|Richard Fisher, president and chief executive officer of the Federal Reserve Bank of Dallas. Photo: D.Roels |
By Tanya Colledge
Venue: Renaissance Vancouver Hotel Harbourside
Responding to recent suggestions from federal officials on the U.S. central bank’s policy committee, Richard Fisher, president and chief executive officer of the Federal Reserve Bank of Dallas, chose The Vancouver Board of Trade for his first keynote presentation in Canada on what’s next for the global economy.
“While the risks of a double-dip recession are small, the pace of recovery in the U.S. is sub-par,” said Fisher as head of the second largest federal reserve bank in the U.S., and a member of the Federal Open Market Committee. He explained that the $125 billion burst, seen over a four-quarter period from 2009 to 2010, accounted for an approximate 60 per cent of real GDP growth and was positive, but he is doubtful it will make much of an impact in the coming quarters.
“While none of us are satisfied with the current pace of economic expansion and job creation, presently it is not clear that conditions warrant further crisis-like deployment of the fed’s arsenal,” said Fisher commenting on the recent suggestions that the “fed” should embark on quantitative easing—a plan that would inject money into the financial system by buying up additional securities and treasuries.

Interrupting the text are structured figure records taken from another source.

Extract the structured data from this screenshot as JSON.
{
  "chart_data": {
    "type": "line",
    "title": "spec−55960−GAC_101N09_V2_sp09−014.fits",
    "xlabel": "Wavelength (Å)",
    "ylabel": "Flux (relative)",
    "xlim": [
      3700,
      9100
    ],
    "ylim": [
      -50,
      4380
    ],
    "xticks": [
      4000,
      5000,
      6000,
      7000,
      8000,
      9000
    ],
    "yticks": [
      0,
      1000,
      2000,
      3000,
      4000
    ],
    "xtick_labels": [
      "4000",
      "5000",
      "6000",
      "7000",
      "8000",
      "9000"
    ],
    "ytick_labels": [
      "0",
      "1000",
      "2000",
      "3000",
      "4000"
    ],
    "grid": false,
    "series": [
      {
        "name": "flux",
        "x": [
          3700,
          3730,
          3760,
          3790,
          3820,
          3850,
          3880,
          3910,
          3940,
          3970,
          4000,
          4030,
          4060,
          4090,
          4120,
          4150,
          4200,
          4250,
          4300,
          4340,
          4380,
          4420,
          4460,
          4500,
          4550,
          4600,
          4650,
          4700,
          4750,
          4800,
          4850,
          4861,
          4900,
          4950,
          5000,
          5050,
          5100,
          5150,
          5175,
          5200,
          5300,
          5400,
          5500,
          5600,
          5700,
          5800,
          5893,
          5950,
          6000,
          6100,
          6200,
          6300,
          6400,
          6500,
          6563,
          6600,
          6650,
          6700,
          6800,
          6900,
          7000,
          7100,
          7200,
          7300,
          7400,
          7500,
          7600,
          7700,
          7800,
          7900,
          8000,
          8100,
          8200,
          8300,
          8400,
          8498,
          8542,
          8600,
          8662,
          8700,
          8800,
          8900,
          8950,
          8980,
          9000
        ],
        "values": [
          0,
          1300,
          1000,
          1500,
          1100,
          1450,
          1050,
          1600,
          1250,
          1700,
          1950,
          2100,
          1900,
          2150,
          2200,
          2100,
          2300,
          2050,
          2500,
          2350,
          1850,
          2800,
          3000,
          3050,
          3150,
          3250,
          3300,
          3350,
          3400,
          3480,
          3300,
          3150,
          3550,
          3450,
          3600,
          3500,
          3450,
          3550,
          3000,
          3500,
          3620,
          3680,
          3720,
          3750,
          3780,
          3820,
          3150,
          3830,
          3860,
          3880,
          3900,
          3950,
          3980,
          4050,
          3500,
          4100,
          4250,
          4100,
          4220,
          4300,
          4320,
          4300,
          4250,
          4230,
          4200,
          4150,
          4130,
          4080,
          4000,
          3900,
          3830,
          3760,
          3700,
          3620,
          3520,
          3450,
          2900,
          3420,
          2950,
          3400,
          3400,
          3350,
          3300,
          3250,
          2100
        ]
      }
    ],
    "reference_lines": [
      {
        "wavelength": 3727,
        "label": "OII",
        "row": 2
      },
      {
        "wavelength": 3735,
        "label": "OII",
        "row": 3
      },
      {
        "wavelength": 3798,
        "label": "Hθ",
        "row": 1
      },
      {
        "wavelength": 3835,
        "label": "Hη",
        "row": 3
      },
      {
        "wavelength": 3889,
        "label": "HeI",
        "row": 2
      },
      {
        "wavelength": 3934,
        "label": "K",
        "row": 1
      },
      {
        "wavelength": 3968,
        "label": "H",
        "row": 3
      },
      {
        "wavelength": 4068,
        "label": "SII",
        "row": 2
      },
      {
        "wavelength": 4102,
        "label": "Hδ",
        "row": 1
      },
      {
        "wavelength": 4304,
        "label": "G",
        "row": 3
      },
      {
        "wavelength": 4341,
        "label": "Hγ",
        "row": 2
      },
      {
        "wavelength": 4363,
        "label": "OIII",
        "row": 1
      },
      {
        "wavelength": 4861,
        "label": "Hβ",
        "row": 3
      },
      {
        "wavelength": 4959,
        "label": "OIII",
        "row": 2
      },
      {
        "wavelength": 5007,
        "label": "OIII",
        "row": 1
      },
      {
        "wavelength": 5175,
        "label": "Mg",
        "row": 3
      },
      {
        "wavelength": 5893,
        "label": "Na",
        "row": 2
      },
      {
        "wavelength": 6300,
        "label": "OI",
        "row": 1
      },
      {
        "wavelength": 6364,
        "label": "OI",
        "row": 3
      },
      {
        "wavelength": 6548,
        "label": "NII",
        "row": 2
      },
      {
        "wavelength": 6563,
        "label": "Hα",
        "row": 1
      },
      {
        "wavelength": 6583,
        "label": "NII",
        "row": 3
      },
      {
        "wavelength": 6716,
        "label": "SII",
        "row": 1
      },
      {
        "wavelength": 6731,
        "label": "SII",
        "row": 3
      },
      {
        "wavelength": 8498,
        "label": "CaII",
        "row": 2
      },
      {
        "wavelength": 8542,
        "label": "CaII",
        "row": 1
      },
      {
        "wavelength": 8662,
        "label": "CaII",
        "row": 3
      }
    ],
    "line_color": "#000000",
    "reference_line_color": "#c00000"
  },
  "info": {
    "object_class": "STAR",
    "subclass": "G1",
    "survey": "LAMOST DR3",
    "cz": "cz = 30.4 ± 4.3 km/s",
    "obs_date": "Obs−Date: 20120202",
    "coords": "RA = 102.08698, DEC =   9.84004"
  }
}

“The key point is that the pace of economic activity is insufficient to create the number of jobs that the U.S. needs to bring down unemployment, which is very high—too high. If we cannot generate enough jobs to absorb the labour force, then we cannot expect the final demand needed to achieve more rapid economic growth,” he said, suggesting a better strategy would be lowering uncertainty about future tax and regulatory policy, and offering more monetary accommodation.
“The vexing question,” asked Fisher, “is why isn’t this liquidity being utilized to hire new workers and to reduce our too high level of unemployment?” According to Fisher, with the current hesitation surrounding new regulations such as health care and possible tax increases, large-to-medium-sized businesses are resisting U.S. expansions, regardless of the abundance of capital available. Fisher suggests providing businesses with more security to reduce the interest for large companies to invest overseas, will stimulate the growth of jobs and the dollar in the U.S.
Predicting a modest end-of-year growth with a tail risk of inflation, Fisher expressed his concerns of further expanding the fed’s balance sheets. Until the political authorities better align fiscal and regulatory initiatives with the needs of job creators, Fisher explained that further quantitative easing would only ignite inflation down the road.
“What I envision from the current vantage point is an anemic recovery—but not one that slips into reverse gear,” said Fisher, who in closing, proposed that “the key is to first remove or reduce the level of regulatory uncertainty that acts as an impediment to businesses responding to an increase in final demand.”